Penny Hulse is expected to be appointed Deputy Mayor of the Super City today by Mayor-elect Len Brown.
Mrs Hulse is the Deputy Mayor of Waitakere City and was the top-polling candidate in the Waitakere ward for the Auckland Council.
The Herald understands Mr Brown has chosen her for his deputy ahead of Rodney councillor Penny Webster.
Mrs Webster, who is Mayor of Rodney and a former Act MP, is expected to receive a senior role from Mr Brown as he seeks to reach across the political aisle to build an inclusive council.
The appointment of a Deputy Mayor outside Mr Brown's Manukau stamping ground was guaranteed. Mrs Hulse also provides a gender balance and reflects the swing to the left at Saturday's Super City election. While she has no political affiliations, Mrs Hulse has strong environmental and community credentials as a Waitakere City councillor for 15 years.
Mr Brown is due to announce a committee structure, including the committee chairs, early next week.
He must choose two councillors to sit on the board of Auckland Transport, the only council-controlled organisation with political representation.
Mike Lee is a strong contender for one seat.
He shares Mr Brown's agenda for transport and as Auckland Regional Council chairman has done more than any other politician in recent times to spearhead the renaissance of rail in the region.
At the first formal meeting between Mr Brown and Auckland Council chief executive Doug McKay yesterday, Mr Brown expressed "a lot of respect and regard" for the businessman who is new to local government.
"I will be backing him up absolutely as he looks to assist in this transition, seamless and smooth as we can make it, to the new Auckland Council," Mr Brown said.
Mr McKay said that from what he knew about Mr Brown "I believe we share a common set of values around community, around family, around doing the right things".
Mr McKay, who has been in the job since August in the lead-up to the Super City on November 1, said a comprehensive risk analysis and mitigation plans were in place for the new set-up.
Apart from a civil defence disaster, the biggest risk was in information technology with 2500 computer systems and up to 8000 staff moving between locations in the next few months.
"There will be hiccups from day one and through the first 30 to 90 days, in my view. We are ready for those hiccups and will respond to them as they occur," Mr McKay said.

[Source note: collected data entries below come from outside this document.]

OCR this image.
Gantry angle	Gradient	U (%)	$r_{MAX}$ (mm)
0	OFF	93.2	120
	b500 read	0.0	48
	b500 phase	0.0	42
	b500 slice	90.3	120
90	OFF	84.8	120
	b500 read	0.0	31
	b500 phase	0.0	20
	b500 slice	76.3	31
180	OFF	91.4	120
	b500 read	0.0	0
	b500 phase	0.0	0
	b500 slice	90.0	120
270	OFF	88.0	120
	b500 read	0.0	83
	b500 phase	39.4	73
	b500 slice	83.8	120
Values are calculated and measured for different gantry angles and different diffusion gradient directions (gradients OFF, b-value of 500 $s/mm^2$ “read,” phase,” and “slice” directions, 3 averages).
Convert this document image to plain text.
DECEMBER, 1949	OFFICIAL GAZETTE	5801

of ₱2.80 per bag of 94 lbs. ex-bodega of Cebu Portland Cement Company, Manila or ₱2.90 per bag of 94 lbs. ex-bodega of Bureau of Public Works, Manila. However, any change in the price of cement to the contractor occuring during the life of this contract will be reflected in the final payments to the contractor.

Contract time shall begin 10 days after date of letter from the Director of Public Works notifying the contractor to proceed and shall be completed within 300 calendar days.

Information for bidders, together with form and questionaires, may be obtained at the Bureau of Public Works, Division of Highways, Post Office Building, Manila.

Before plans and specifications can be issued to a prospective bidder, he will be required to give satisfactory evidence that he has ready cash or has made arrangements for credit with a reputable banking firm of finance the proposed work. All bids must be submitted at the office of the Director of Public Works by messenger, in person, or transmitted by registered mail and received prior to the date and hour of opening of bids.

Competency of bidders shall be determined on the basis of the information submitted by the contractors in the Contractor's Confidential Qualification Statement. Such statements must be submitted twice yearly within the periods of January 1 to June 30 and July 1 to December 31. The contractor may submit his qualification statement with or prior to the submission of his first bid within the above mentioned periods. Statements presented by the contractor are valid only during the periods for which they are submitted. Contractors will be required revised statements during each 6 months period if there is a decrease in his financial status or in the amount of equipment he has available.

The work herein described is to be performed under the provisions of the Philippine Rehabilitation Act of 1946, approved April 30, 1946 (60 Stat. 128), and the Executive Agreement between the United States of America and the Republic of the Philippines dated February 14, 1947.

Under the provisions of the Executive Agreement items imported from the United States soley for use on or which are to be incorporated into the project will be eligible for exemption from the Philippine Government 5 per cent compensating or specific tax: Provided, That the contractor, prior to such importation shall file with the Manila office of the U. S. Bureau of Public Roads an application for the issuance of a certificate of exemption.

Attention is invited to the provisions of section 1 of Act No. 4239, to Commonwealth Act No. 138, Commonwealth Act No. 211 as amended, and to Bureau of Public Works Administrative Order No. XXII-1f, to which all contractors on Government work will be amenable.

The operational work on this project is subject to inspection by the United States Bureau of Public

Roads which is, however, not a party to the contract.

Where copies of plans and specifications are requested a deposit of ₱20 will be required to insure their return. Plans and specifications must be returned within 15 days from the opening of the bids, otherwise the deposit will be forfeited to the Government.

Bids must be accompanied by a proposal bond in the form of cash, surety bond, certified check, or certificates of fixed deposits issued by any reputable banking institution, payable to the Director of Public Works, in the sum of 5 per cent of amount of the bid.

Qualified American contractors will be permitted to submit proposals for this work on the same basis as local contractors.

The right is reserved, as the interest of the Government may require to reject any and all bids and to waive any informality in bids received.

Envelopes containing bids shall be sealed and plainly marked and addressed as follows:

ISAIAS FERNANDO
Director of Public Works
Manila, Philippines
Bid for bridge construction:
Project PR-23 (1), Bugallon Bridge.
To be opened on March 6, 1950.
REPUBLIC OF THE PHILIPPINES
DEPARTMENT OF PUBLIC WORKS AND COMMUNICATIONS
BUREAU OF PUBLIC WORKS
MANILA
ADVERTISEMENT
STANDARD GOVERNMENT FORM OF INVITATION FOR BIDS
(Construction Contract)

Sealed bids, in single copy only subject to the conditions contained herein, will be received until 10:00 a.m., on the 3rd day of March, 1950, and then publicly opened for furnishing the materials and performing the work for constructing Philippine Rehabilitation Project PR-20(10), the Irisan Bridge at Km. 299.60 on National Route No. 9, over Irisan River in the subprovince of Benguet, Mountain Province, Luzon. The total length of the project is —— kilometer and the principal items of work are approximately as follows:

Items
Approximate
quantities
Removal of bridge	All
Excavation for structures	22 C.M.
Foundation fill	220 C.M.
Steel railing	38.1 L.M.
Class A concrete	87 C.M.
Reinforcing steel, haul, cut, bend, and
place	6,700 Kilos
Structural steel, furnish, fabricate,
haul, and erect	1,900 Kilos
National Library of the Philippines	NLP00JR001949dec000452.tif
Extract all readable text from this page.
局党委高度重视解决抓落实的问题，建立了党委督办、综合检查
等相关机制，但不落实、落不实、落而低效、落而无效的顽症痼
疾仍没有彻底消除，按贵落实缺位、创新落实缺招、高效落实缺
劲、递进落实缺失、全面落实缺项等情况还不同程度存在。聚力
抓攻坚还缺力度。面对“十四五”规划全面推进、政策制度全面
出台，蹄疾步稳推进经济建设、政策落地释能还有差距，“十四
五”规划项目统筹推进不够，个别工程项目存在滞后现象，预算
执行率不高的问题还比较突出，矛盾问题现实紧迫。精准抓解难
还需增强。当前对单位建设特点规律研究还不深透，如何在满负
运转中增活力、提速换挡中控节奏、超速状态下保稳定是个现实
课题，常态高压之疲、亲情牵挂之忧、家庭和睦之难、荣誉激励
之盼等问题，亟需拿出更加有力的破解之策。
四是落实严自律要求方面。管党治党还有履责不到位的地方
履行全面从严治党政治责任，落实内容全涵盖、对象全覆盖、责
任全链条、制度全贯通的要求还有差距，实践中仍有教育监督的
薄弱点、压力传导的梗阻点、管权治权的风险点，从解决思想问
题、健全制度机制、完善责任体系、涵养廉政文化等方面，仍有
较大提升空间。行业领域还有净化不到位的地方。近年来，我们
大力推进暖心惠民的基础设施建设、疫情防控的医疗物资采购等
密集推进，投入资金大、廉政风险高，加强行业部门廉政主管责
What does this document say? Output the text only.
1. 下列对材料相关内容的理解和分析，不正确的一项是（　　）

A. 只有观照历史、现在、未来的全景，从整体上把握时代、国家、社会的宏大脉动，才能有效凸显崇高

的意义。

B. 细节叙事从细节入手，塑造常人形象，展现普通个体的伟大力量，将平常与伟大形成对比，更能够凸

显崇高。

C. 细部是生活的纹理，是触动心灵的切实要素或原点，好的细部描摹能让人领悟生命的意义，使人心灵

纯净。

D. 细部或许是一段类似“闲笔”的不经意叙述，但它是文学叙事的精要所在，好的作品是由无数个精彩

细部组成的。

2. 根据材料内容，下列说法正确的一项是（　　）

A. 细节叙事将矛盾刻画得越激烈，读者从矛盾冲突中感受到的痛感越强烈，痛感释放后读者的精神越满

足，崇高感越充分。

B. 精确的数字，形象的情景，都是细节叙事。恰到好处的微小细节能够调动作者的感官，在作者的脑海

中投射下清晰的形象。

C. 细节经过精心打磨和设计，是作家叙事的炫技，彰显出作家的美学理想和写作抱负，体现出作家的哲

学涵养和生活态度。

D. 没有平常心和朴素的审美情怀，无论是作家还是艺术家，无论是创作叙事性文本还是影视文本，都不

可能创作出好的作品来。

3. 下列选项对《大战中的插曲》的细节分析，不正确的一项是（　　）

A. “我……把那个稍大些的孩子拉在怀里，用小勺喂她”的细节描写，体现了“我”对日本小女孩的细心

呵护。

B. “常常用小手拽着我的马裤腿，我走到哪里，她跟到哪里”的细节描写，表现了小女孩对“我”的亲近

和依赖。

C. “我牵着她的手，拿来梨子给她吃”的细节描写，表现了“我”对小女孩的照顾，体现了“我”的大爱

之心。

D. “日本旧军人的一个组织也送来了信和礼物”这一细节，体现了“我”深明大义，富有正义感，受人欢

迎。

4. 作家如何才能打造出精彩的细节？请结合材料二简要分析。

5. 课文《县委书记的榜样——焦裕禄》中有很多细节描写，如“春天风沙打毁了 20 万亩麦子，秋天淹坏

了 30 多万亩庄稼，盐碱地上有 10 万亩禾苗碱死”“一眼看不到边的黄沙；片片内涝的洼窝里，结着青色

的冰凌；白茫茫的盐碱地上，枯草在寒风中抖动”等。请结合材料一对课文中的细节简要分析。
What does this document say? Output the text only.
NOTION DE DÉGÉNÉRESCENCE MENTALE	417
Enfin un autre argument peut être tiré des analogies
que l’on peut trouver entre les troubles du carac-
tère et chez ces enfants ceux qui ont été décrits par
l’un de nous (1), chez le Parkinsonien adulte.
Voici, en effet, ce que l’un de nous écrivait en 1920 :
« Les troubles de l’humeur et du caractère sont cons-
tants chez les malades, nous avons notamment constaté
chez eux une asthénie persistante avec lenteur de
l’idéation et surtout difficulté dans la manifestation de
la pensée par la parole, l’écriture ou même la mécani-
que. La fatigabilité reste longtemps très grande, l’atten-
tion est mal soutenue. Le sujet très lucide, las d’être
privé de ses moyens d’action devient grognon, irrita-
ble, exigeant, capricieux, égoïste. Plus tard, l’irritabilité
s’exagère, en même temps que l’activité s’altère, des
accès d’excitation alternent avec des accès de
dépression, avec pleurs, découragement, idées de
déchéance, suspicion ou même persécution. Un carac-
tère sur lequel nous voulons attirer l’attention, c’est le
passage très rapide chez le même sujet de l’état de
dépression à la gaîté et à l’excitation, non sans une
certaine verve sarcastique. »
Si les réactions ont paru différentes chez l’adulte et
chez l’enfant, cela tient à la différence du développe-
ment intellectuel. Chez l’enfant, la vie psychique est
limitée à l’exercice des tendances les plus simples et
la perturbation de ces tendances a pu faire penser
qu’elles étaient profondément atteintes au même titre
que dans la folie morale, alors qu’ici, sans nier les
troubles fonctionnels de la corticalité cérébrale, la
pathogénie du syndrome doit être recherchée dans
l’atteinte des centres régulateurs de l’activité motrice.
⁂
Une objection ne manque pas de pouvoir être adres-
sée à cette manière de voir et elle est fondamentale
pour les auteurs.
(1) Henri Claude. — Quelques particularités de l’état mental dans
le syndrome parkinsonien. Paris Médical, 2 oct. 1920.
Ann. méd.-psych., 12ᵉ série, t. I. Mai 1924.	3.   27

So far, Mr Brown has made two appointments to the mayoral office. His campaign manager, Conor Roberts, will be his chief political adviser. Phil Wilson, who manages the offices of the Mayor and chief executive at Manukau City Council, will be chief of staff.
Meanwhile, former Auckland City councillor Ken Baguley said he was not standing for the chairmanship of the Orakei Local Board and would support C&R colleague Desley Simpson.
It is understood there have been ructions within C&R over the leadership of the blue ribbon local board, where C&R won five of the seven seats.
Ms Simpson has been a popular chairwoman of the Hobson community board. Mr Baguley, an Auckland City councillor and highly regarded transport committee chairman who missed out on the C&R nomination for the Orakei ward, had to be content with standing for the local board.